When I review a tea, I will identify the following information: Source – “Name.” Style, including loose, bag, or sachet. Appearance, referring to the appearance of the leaves dry. Liquor, referring to the appearance of the brewed drink. Smell, referring to the brewed liquor. Taste (self-explanatory). Other insights. Finally, I will give it a score from 1 to 10. Anything in the 1-3 range is something that I disliked and am unlikely to consume again. Anything in the 4-6 range is okay; I am not likely going to buy it again, but if I came across it and wasn’t paying (or past my fairly low caffeine tolerance for the day), I probably would consume again. Anything in the 7-9 range is something I liked, and the higher the score the more likely I will try to keep the particular tea around. I intend to use a 10 rating very rarely, and only for the very best.

General notes:

I don’t like milk or sugar in my tea, except for an Indian style chai masala and certain other exceptional cases.
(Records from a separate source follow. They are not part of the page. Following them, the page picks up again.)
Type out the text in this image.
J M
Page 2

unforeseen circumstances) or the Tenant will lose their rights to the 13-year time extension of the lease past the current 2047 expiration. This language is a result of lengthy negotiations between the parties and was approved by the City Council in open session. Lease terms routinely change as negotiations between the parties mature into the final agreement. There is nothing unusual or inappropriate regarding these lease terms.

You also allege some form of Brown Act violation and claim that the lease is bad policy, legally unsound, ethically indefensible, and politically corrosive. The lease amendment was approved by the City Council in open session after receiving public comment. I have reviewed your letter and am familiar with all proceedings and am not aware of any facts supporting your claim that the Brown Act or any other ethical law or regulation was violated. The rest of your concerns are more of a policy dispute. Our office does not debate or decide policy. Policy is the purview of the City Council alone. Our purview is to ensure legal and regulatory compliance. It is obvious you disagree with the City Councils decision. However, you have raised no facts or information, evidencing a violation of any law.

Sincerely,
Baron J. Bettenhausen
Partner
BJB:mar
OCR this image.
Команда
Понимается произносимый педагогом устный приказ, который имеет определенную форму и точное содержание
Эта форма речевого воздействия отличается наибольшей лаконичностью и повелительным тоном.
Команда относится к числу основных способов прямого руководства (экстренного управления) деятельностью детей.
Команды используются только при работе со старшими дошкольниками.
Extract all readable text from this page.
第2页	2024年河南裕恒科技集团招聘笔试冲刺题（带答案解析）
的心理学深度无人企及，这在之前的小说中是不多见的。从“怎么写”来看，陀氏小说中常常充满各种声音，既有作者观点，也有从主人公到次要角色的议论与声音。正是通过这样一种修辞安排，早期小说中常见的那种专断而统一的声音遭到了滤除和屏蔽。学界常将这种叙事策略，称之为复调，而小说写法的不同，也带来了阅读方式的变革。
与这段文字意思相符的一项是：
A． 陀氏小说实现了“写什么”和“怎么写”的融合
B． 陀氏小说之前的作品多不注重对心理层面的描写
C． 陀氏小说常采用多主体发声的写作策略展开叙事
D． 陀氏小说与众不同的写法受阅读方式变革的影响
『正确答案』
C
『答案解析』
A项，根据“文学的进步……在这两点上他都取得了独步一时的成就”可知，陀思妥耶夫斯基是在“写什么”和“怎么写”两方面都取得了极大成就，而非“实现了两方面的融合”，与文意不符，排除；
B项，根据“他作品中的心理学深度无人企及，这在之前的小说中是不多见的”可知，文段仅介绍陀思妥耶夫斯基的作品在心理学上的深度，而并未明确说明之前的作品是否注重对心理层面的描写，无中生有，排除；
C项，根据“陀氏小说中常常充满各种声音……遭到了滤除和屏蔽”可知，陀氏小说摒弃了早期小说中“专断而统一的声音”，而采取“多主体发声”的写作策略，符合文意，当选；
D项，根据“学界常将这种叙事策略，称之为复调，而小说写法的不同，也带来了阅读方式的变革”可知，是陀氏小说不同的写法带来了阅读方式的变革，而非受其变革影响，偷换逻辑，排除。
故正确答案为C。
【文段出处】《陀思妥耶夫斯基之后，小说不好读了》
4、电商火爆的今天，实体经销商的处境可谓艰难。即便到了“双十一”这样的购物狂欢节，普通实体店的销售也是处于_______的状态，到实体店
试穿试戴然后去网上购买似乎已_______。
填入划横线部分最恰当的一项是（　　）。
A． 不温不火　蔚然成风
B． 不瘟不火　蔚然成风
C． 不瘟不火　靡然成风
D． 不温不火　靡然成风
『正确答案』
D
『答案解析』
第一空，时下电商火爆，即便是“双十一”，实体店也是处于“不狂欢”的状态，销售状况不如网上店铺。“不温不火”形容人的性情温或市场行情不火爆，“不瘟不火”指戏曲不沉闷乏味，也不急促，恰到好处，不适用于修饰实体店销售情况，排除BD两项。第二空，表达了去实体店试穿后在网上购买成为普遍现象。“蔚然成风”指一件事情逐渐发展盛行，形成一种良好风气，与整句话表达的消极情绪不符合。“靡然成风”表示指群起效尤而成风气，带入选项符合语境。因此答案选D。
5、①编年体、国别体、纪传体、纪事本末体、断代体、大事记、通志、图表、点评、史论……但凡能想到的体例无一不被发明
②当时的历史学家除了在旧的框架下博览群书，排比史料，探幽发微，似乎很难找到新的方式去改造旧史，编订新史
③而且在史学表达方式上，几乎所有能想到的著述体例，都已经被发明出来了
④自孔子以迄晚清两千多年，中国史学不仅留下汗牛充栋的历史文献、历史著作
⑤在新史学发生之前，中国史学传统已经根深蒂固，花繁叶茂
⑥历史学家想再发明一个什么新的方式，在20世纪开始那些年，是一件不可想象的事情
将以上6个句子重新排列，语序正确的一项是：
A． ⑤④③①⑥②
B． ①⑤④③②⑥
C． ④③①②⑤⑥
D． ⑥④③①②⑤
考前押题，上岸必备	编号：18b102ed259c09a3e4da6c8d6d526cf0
Many black teas are blended to be more on the bitter side, and thus to call for sugar to soften and round the flavors. When I think to try sugar in such a black, my review will note any difference between the straight and sugared taste. I’m doing that for the review process, because if something requires sugar, I’m unlikely to commit to it for one of my standard teas. I can’t imagine using sugar in a green, oolong, or white tea, so don’t expect that distinction in reviews of those types.